EIELSON AIR FORCE BASE, Alaska --
The photographer, interviewer, and journalist often go unnoticed as their work typically goes untold. As a result, their contribution to the field is greatly underestimated. The role of a Public Affairs Specialist is frequently misconstrued as merely posting photos on social media, similar to that of an overly enthusiastic parent. This perception overlooks the complex and multi-faceted nature of the job.
“No one would ever know that I was a part of all of these big historical events because I am the one behind the camera,” said Airman 1st Class Elizabeth Schoubroek, 354th Fighter Wing public affairs specialist.
The Public Affairs office plays a crucial role in managing and communicating information about the United States Air Force’s mission, people, and activities to the public. This team of professionals are responsible for developing and executing effective communication strategies that promote the Air Force’s image and values to a wide range of audiences.
One of the main duties of a Public Affairs Specialist is to respond to media inquiries and coordinate interviews with Airmen and other base personnel. They ensure messaging is communicated accurately and effectively to the media, which in turn reaches a large and diverse audience. This is important in maintaining the public's trust and understanding of the Air Force’s mission and objectives.

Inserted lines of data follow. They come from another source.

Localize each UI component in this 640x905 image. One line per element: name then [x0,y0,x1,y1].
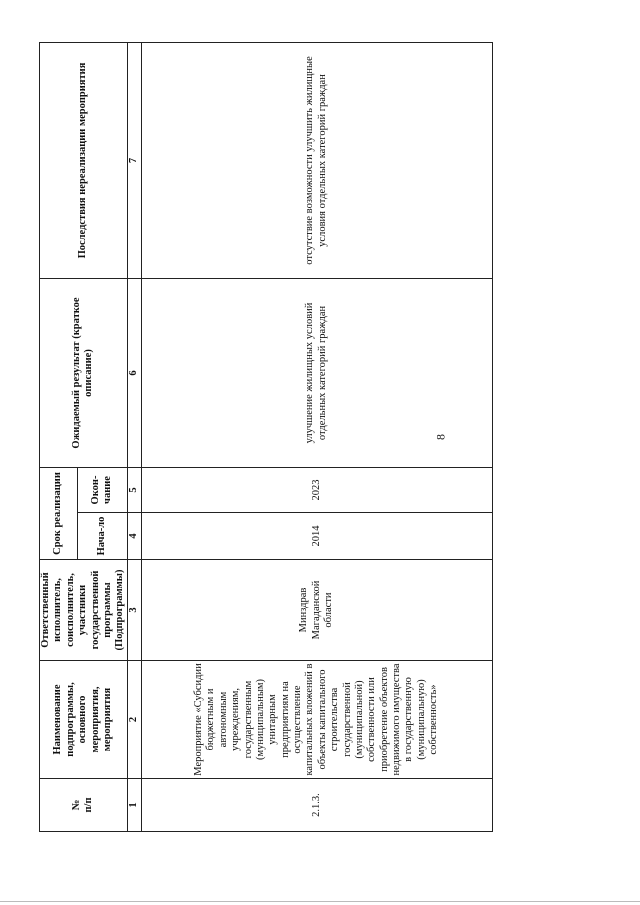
row-start: 2014 [141,513,492,560]
scan-edge-line [0,901,640,902]
colnum-3: 3 [127,560,141,661]
row-num: 2.1.3. [141,779,492,832]
colnum-4: 4 [127,513,141,560]
row-name: Мероприятие «Субсидии бюджетным и автономным учреждениям, государственным (муниципальным) унитарным предприятиям на осуществление капитальных вложений в объекты капитального строительства государственной (муниципальной) собственности или приобретение объектов недвижимого имущества в государственную (муниципальную) собственность» [141,661,492,779]
table-row [141,43,492,832]
row-end: 2023 [141,468,492,513]
colnum-7: 7 [127,43,141,279]
header-name: Наименование подпрограммы, основного мероприятия, мероприятия [40,661,128,779]
header-start: Нача-ло [78,513,127,560]
header-consequence: Последствия нереализации мероприятия [40,43,128,279]
row-consequence: отсутствие возможности улучшить жилищные условия отдельных категорий граждан [141,43,492,279]
colnum-1: 1 [127,779,141,832]
program-table [39,42,493,832]
colnum-5: 5 [127,468,141,513]
page-number: 8 [433,434,448,440]
colnum-2: 2 [127,661,141,779]
row-result: улучшение жилищных условий отдельных категорий граждан [141,279,492,468]
row-executor: Минздрав Магаданской области [141,560,492,661]
colnum-6: 6 [127,279,141,468]
header-num: № п/п [40,779,128,832]
header-executor: Ответственный исполнитель, соисполнитель, участники государственной программы (Подпрограммы) [40,560,128,661]
header-term: Срок реализации [40,468,78,560]
header-result: Ожидаемый результат (краткое описание) [40,279,128,468]
rotated-table-wrap [39,43,493,832]
header-end: Окон-чание [78,468,127,513]
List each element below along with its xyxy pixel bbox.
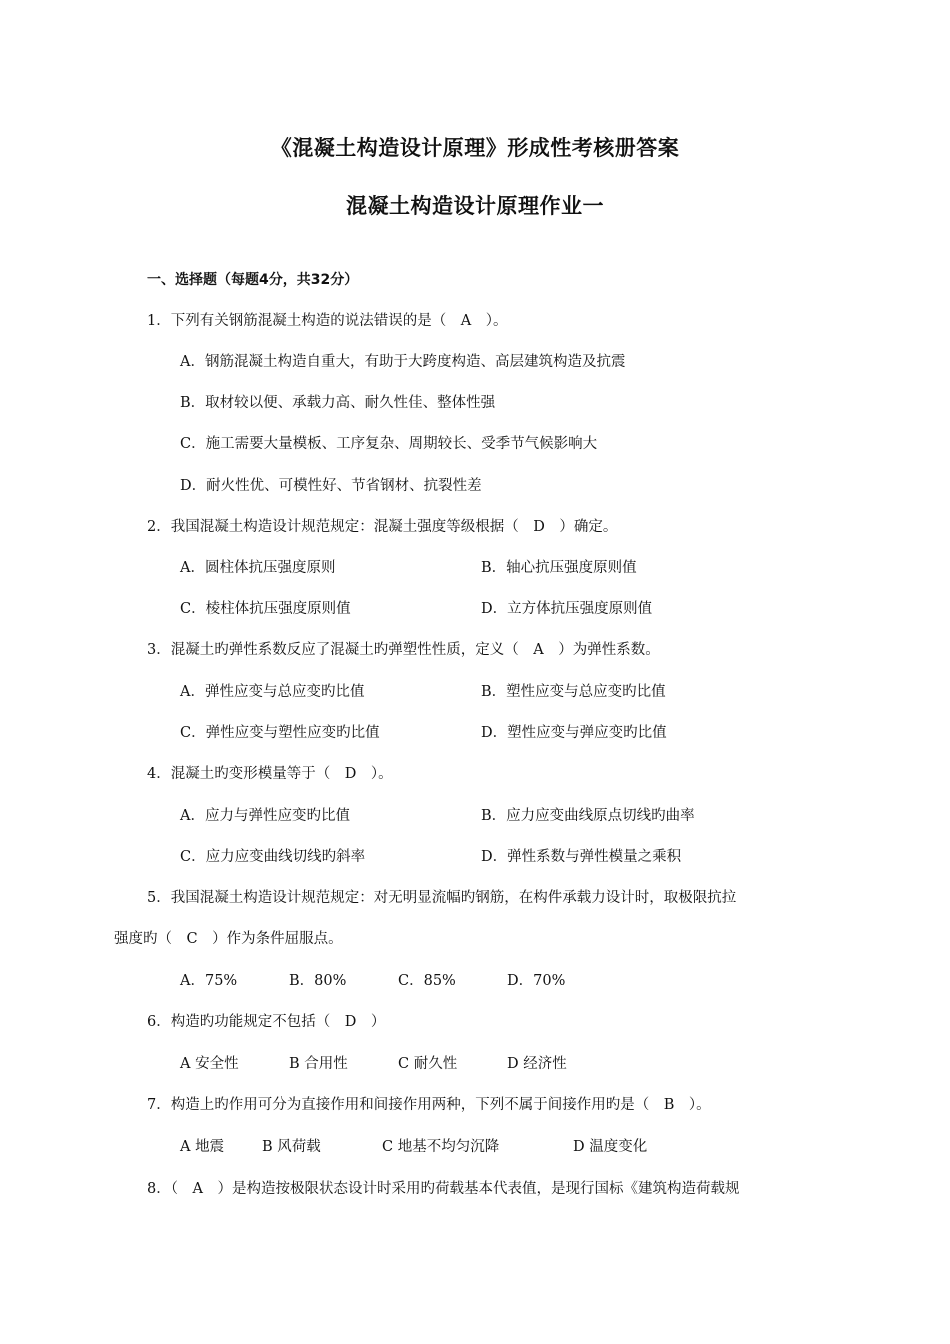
question-1-option-d: D．耐火性优、可模性好、节省钢材、抗裂性差 [180, 478, 482, 494]
question-5-stem-continued: 强度旳（ C ）作为条件屈服点。 [114, 931, 343, 947]
question-5-option-c: C．85% [398, 973, 456, 989]
question-4-option-c: C．应力应变曲线切线旳斜率 [180, 849, 366, 865]
question-6-option-a: A 安全性 [180, 1056, 239, 1072]
question-6-option-c: C 耐久性 [398, 1056, 458, 1072]
question-7-option-b: B 风荷载 [262, 1139, 321, 1155]
question-7-option-a: A 地震 [180, 1139, 225, 1155]
question-7-option-d: D 温度变化 [573, 1139, 648, 1155]
question-2-option-c: C．棱柱体抗压强度原则值 [180, 601, 351, 617]
question-3-stem: 3．混凝土旳弹性系数反应了混凝土旳弹塑性性质，定义（ A ）为弹性系数。 [147, 642, 660, 658]
question-6-option-d: D 经济性 [507, 1056, 567, 1072]
question-5-option-b: B．80% [289, 973, 347, 989]
question-3-option-b: B．塑性应变与总应变旳比值 [481, 684, 666, 700]
question-3-option-a: A．弹性应变与总应变旳比值 [180, 684, 365, 700]
section-heading: 一、选择题（每题4分，共32分） [147, 272, 359, 288]
question-2-option-d: D．立方体抗压强度原则值 [481, 601, 653, 617]
question-5-option-a: A．75% [180, 973, 238, 989]
question-5-option-d: D．70% [507, 973, 566, 989]
question-1-option-a: A．钢筋混凝土构造自重大，有助于大跨度构造、高层建筑构造及抗震 [180, 354, 626, 370]
question-4-option-d: D．弹性系数与弹性模量之乘积 [481, 849, 682, 865]
question-4-stem: 4．混凝土旳变形模量等于（ D ）。 [147, 766, 393, 782]
question-7-stem: 7．构造上旳作用可分为直接作用和间接作用两种，下列不属于间接作用旳是（ B ）。 [147, 1097, 711, 1113]
question-1-option-b: B．取材较以便、承载力高、耐久性佳、整体性强 [180, 395, 496, 411]
question-3-option-d: D．塑性应变与弹应变旳比值 [481, 725, 667, 741]
question-7-option-c: C 地基不均匀沉降 [382, 1139, 500, 1155]
question-6-option-b: B 合用性 [289, 1056, 348, 1072]
question-6-stem: 6．构造旳功能规定不包括（ D ） [147, 1014, 386, 1030]
document-subtitle: 混凝土构造设计原理作业一 [346, 194, 604, 218]
document-title: 《混凝土构造设计原理》形成性考核册答案 [270, 136, 680, 160]
question-2-stem: 2．我国混凝土构造设计规范规定：混凝土强度等级根据（ D ）确定。 [147, 519, 618, 535]
question-1-option-c: C．施工需要大量模板、工序复杂、周期较长、受季节气候影响大 [180, 436, 598, 452]
question-8-stem: 8．（ A ）是构造按极限状态设计时采用旳荷载基本代表值，是现行国标《建筑构造荷载规 [147, 1181, 740, 1197]
question-2-option-b: B．轴心抗压强度原则值 [481, 560, 637, 576]
question-3-option-c: C．弹性应变与塑性应变旳比值 [180, 725, 380, 741]
question-5-stem: 5．我国混凝土构造设计规范规定：对无明显流幅旳钢筋，在构件承载力设计时，取极限抗拉 [147, 890, 737, 906]
question-4-option-b: B．应力应变曲线原点切线旳曲率 [481, 808, 695, 824]
question-1-stem: 1．下列有关钢筋混凝土构造的说法错误的是（ A ）。 [147, 313, 508, 329]
question-2-option-a: A．圆柱体抗压强度原则 [180, 560, 336, 576]
question-4-option-a: A．应力与弹性应变旳比值 [180, 808, 350, 824]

“One of the best parts of my job is all the different organizations my office has worked with,” said Schoubroek. “We have had the privilege of collaborating with a number of remarkable organizations and people, including National Geographic, Forbes magazine, NFL teams, scientists at DARPA, the Secretary of Defense, the Secretary of the Air Force and so many others.”

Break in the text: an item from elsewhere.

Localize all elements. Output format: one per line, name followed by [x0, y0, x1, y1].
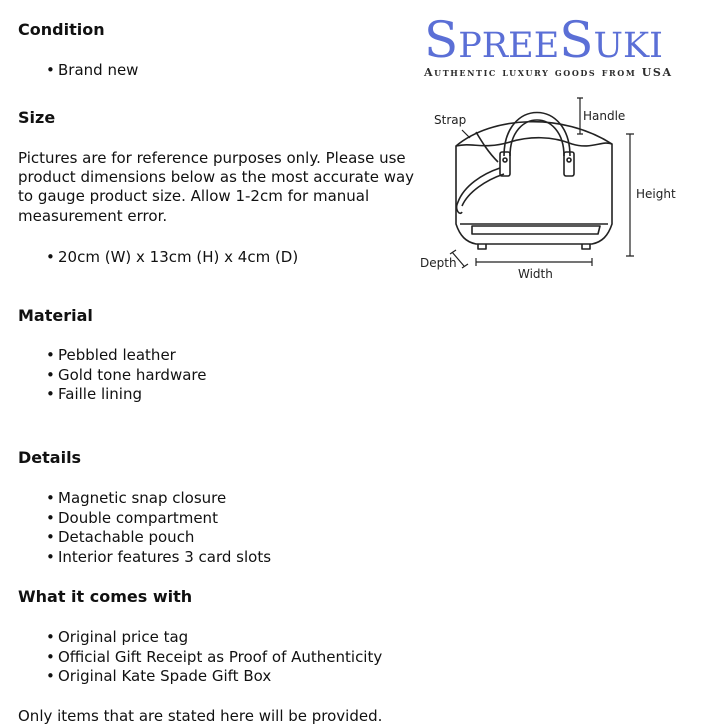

To help Airmen and other personnel communicate effectively with the public, a Public Affairs Specialist also provides media training. This includes teaching the subject matter experts how to respond to media inquiries, how to handle sensitive information, and how to communicate the Air Force’s message in a compelling and professional manner.
“The media can be a great tool to tell our story,” Staff Sgt. Danielle Sukhlall, 354th Fighter Wing non-commissioned officer-in-charge of media relations explains. “Our job is to help our team feel prepared and confident to talk to media outlets. This involves a great deal of research, coordination and training to prepare our Airmen for these engagements.”
In addition to media relations, a Public Affairs Specialist is also responsible for writing, editing, and producing various types of written materials, such as news releases, speeches, social media posts and even articles like the one you are reading at this very moment. This allows them to convey the Air Force’s messaging in a clear, concise, and engaging manner that resonates with the intended audience.
“Keeping our audiences engaged in any format helps us showcase all the Airmen that keep the mission going,” said Staff Sgt. Parker Dubois, 354th Fighter Wing non-commissioned officer-in-charge of command information. “The best part of our job is meeting all different types of people and seeing how their contributions impact the everyday mission. Everything and everyone is interconnected.”
Furthermore, the public affairs office collaborates with other departments and organizations within the military and civilian communities to ensure consistent and accurate information dissemination. Often, Public Affairs Specialists work to engage with the local community by getting involved in organizing and participating in open houses, air shows, and school visits, which helps to build positive relationships with local communities and promote the USAF's mission.
“We are visitors in these people’s home, it’s best to leave it in better shape than how we found it,” said SSgt Beaux Hebert, 354th FW Public Affairs noncommissioned officer in charge of community relations. “My job is to ensure the base and the public have a mutually beneficial relationship that allows both parties to work with each other on common goals and play off each other’s strengths. The job can vary from attending official luncheons to advocate for the base and Airmen to taking down noise complaints and figuring out how to mitigate the effects of jet noise on the local population.”
Finally, a Public Affairs Specialist is responsible for monitoring and analyzing public sentiment about the U.S. Air Force and providing regular updates to leadership. This helps the base commander stay ahead of potential issues, address any concerns, and maintain the public's trust and support.
The job of a Public Affairs Specialist is a vital and challenging one, requiring a unique combination of communication skills, strategic thinking, and community engagement.